Comparing it to traditional note-taking
The old pipeline was: take messy notes in lecture, retype them clean afterward, highlight key points, cross-reference with the textbook, build a study guide before exams. It was four steps, took forever, and most students skipped step 5 because they were tired.
The new pipeline is: take whatever messy notes you can in lecture (still important — the act of writing helps encoding), upload them with everything else into NotebookLM, and use the chat as your "study guide" on demand. The cleaning, cross-referencing, and study-guide-building all happen at query time, the moment you actually need an answer.
This does not mean stop taking notes in lecture. The cognitive science on writing-while-listening is clear: the act of writing helps you learn, even if you never re-read the notes. Take notes for the encoding. Use NotebookLM for the retrieval.
Honest take on the limits
NotebookLM is excellent. It is not perfect.
Citation quality varies. Most of the time it cites correctly. Sometimes it slightly misrepresents the source. Always click through when the claim matters.
It can misread bad PDFs. If your professor's slides are a scan of a scan from 2003, the OCR will produce nonsense. Check that uploaded PDFs are searchable text.
It will not know things you didn't upload. A feature, but you have to remember it. If a key concept is only in a chapter you skipped, NotebookLM doesn't know.
The "podcast hosts" sometimes oversimplify. Audio Overviews are great for review, dangerous as your only source. Don't let the podcast become your primary understanding of a topic.
The exam-week routine
Two weeks before any major exam:
- Open the course notebook. Make sure every reading and slide deck is uploaded.

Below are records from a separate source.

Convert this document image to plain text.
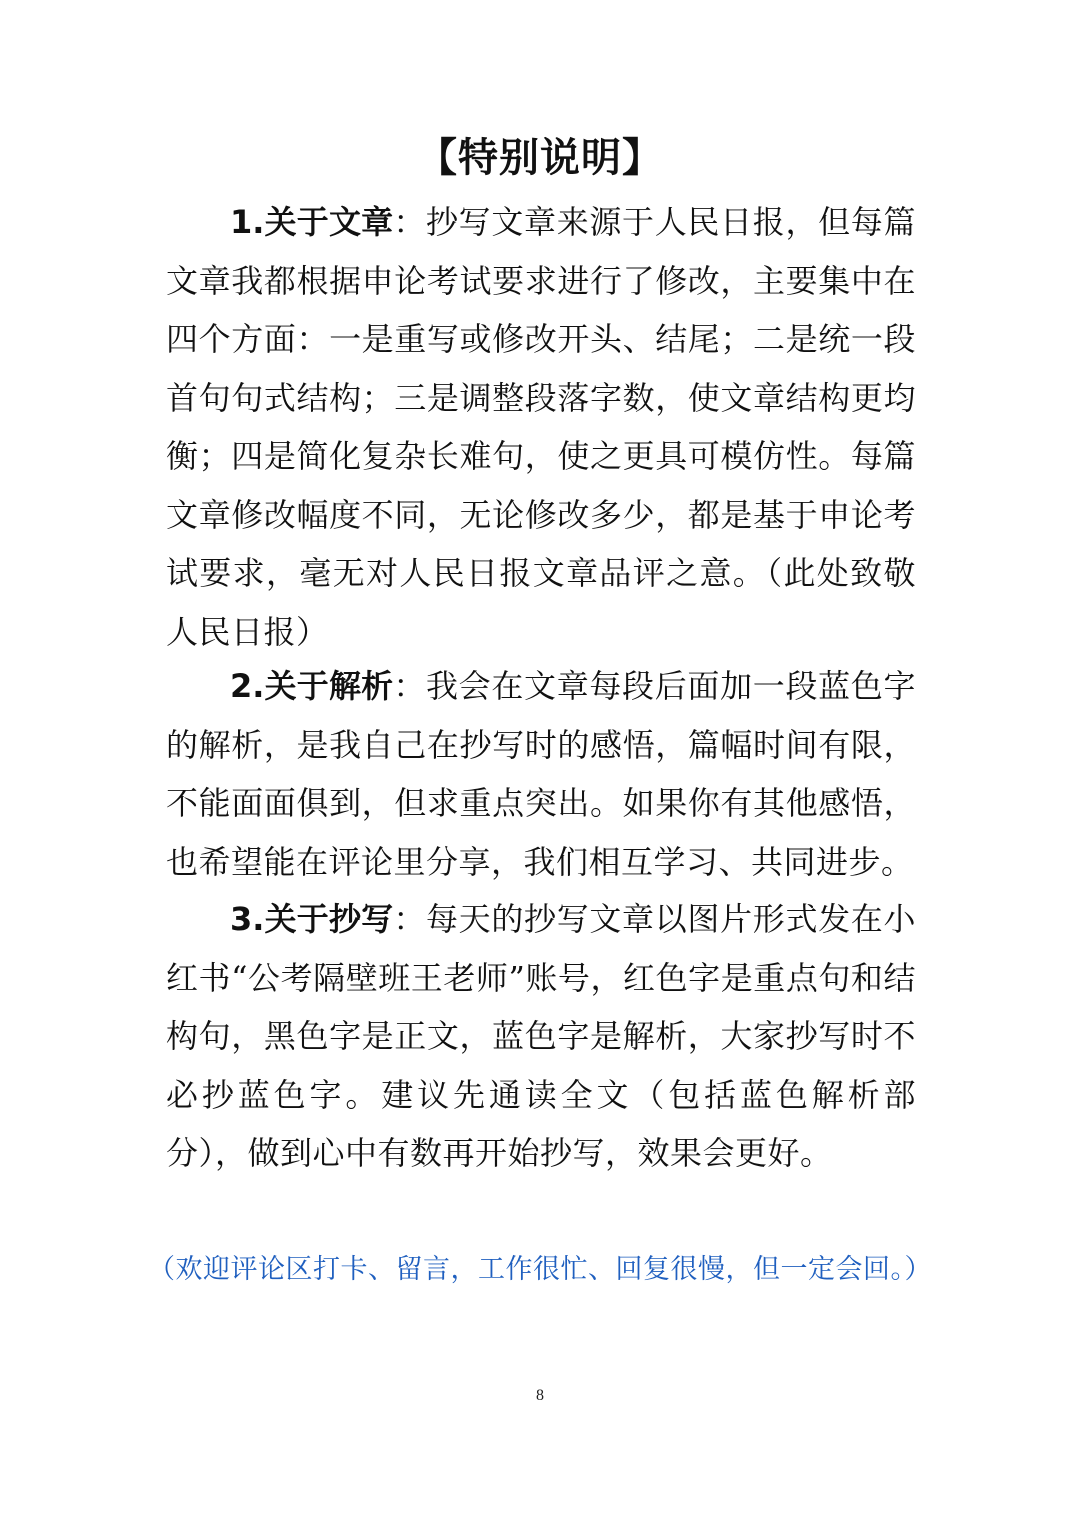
【特别说明】
1.关于文章：抄写文章来源于人民日报，但每篇文章我都根据申论考试要求进行了修改，主要集中在四个方面：一是重写或修改开头、结尾；二是统一段首句句式结构；三是调整段落字数，使文章结构更均衡；四是简化复杂长难句，使之更具可模仿性。每篇文章修改幅度不同，无论修改多少，都是基于申论考试要求，毫无对人民日报文章品评之意。（此处致敬人民日报）
2.关于解析：我会在文章每段后面加一段蓝色字的解析，是我自己在抄写时的感悟，篇幅时间有限，不能面面俱到，但求重点突出。如果你有其他感悟，也希望能在评论里分享，我们相互学习、共同进步。
3.关于抄写：每天的抄写文章以图片形式发在小红书“公考隔壁班王老师”账号，红色字是重点句和结构句，黑色字是正文，蓝色字是解析，大家抄写时不必抄蓝色字。建议先通读全文（包括蓝色解析部分），做到心中有数再开始抄写，效果会更好。
（欢迎评论区打卡、留言，工作很忙、回复很慢，但一定会回。）
8
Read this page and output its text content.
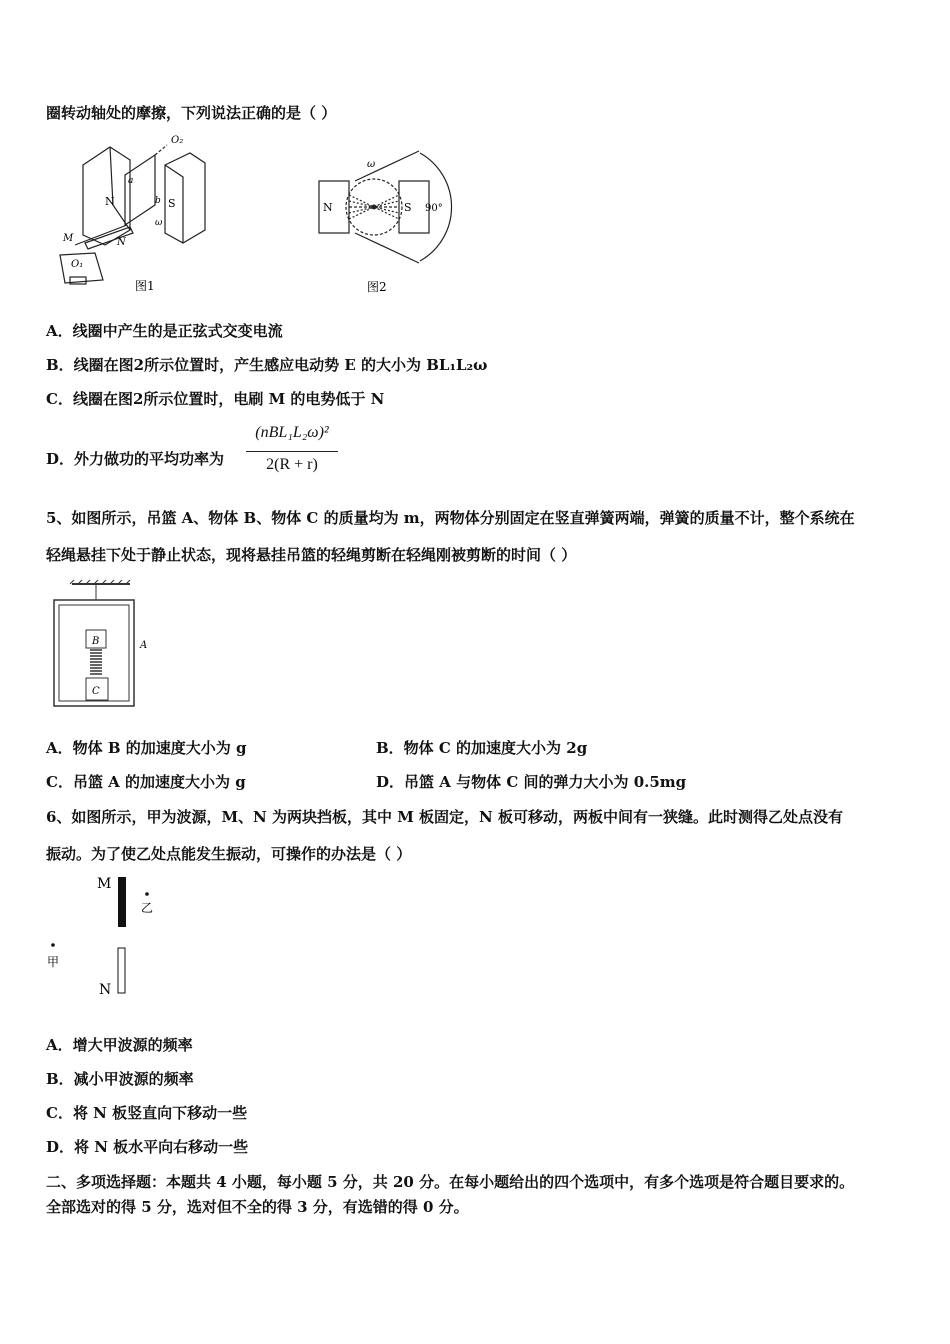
圈转动轴处的摩擦，下列说法正确的是（ ）
O₂
N	S
a
b
ω
M	N
O₁
图1
N	S
ω
90°
图2
A．线圈中产生的是正弦式交变电流
B．线圈在图2所示位置时，产生感应电动势 E 的大小为 BL₁L₂ω
C．线圈在图2所示位置时，电刷 M 的电势低于 N
D．外力做功的平均功率为
(nBL₁L₂ω)²
2(R + r)
5、如图所示，吊篮 A、物体 B、物体 C 的质量均为 m，两物体分别固定在竖直弹簧两端，弹簧的质量不计，整个系统在
轻绳悬挂下处于静止状态，现将悬挂吊篮的轻绳剪断在轻绳刚被剪断的时间（ ）
B
C
A
A．物体 B 的加速度大小为 g	B．物体 C 的加速度大小为 2g
C．吊篮 A 的加速度大小为 g	D．吊篮 A 与物体 C 间的弹力大小为 0.5mg
6、如图所示，甲为波源，M、N 为两块挡板，其中 M 板固定，N 板可移动，两板中间有一狭缝。此时测得乙处点没有
振动。为了使乙处点能发生振动，可操作的办法是（ ）
M
N
乙
甲
A．增大甲波源的频率
B．减小甲波源的频率
C．将 N 板竖直向下移动一些
D．将 N 板水平向右移动一些
二、多项选择题：本题共 4 小题，每小题 5 分，共 20 分。在每小题给出的四个选项中，有多个选项是符合题目要求的。
全部选对的得 5 分，选对但不全的得 3 分，有选错的得 0 分。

- Ask: "Generate a list of every major concept covered this semester, ranked by how much classroom time was spent on each."
- For each concept, ask: "What's a hard exam question that would test deep understanding of this concept?" Save the questions.
- Practice answering those questions without AI. Then come back and grade your answers.
- Generate an Audio Overview every other day. Listen during low-quality time.
- The day before the exam, ask: "Summarize the three things a student should walk into this exam knowing cold."
This routine moves you up a letter grade in most courses. Not "AI does my homework" — "AI helps me know what to study."
AI for Students covers NotebookLM in workflow context. But you don't need a course. Open NotebookLM tonight. Upload your messiest class. Ask three questions.